Reviewer #1 (Public Review):
Summary:
Human Abeta42 inhibits gamma-secretase activity in biochemical assays.
Strengths:
Determination of inhibitory concentration human Abeta42 on gamma-secretase activity in biochemical assays.
Weaknesses:
Human Abeta42 may concentrate up to microM order in endosomes.
This is correct.
If so, production of Abeta42 would be attenuated then lead to less Abeta deposition in the brain. The authors finding is interesting but does not fit the physiological condition in the brain.
We thank the reviewer for raising this key conceptual point, as this gives us the opportunity to clarify it for the future readers.

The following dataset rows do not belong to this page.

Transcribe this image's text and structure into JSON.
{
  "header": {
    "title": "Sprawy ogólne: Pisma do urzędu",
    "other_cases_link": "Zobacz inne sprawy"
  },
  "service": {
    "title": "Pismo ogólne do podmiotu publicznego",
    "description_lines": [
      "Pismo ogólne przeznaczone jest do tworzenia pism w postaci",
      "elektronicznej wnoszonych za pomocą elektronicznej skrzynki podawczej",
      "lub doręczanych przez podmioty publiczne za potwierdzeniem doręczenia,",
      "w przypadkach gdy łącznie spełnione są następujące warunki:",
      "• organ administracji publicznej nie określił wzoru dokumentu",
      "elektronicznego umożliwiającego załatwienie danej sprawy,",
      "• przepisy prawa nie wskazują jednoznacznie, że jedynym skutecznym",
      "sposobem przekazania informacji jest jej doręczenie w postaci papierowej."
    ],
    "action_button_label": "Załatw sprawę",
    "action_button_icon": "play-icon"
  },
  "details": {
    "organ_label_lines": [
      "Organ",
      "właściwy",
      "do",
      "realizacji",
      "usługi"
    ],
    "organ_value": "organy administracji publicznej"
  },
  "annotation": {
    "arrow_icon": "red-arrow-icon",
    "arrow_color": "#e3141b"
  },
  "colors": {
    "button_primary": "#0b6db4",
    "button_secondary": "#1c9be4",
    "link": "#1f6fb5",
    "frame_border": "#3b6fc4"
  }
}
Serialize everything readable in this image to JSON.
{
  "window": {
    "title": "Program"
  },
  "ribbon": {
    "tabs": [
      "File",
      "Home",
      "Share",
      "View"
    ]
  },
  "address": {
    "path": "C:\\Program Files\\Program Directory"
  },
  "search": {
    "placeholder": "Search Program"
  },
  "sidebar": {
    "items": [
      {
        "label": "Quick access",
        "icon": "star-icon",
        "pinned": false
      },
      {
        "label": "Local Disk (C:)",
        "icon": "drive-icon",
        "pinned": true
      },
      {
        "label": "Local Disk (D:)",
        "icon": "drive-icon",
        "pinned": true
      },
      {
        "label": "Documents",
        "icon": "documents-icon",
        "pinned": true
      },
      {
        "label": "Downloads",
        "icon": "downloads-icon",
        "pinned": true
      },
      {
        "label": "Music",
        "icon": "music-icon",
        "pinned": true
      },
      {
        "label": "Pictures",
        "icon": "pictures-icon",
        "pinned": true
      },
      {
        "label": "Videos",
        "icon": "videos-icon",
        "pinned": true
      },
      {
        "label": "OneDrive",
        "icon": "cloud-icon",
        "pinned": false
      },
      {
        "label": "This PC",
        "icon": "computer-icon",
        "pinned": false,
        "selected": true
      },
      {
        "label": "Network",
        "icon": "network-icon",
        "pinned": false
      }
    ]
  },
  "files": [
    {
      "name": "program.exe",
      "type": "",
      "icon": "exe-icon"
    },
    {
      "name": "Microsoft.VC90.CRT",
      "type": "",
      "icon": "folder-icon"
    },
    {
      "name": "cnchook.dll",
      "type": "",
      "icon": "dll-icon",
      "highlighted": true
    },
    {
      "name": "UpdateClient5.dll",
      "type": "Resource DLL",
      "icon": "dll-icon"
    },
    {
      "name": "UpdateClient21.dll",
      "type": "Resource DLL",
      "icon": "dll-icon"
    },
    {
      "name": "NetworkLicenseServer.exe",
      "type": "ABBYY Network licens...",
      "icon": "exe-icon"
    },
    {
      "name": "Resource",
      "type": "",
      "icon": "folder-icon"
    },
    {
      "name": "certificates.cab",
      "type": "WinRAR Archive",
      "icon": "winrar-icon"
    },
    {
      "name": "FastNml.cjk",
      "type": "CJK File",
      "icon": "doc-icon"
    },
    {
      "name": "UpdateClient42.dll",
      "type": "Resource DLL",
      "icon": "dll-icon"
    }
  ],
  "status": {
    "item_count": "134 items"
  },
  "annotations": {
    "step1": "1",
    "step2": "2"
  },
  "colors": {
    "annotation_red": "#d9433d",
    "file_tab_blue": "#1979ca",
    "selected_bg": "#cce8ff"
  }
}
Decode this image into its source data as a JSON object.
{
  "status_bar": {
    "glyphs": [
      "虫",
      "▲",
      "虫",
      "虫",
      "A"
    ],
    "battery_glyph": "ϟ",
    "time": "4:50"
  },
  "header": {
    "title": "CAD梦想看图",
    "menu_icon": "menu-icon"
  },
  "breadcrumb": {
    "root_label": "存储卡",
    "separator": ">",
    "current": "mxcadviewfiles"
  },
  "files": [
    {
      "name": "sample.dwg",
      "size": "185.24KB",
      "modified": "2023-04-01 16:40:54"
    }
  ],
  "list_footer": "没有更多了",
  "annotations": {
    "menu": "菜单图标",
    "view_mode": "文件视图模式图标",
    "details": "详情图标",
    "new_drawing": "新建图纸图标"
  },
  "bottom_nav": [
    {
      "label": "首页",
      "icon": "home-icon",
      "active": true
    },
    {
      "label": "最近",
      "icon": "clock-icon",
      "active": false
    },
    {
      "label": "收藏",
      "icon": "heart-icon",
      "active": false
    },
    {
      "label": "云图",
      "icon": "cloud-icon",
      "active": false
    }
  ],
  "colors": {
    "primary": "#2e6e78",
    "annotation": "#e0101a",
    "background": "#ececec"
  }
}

The characterized inhibitory mechanism is more complex than the reviewer’s interpretation, and a number of factors must be considered. Indeed, our data show that Aβ42 upon intracellular concentration inhibits γ-secretase activity, resulting in increased γ-secretase substrate (C-terminal fragment, CTF) levels. It is important however to highlight that this inhibition is competitive in nature, implying that it is partial, reversible, and regulated by the relative concentrations of the Aβ42 peptide (inhibitor) and the substrates. The model that we put forward is that cellular uptake and intracellular concentration of Aβ42 facilitates γ-secretase inhibition, which results in the accumulation of APP-CTFs (and γ-secretase substrates in general). However, as Aβ42 levels fall, the increased concentration of substrates shifts the equilibrium towards their processing and Aβ production. As Aβ42 concentration raises again, equilibrium is shifted back towards inhibition and so on. This inhibitory mechanism will translate into pulses of (partial) γ-secretase inhibition, which will alter γ-secretase mediated signalling (arising from increased CTF levels or decreased release of soluble intracellular domains from substrates). These alterations may affect the dynamics of systems oscillating in the brain, such as NOTCH signalling, implicated in memory formation (2), and potentially others (related to e.g. cadherins, p75 or neuregulins).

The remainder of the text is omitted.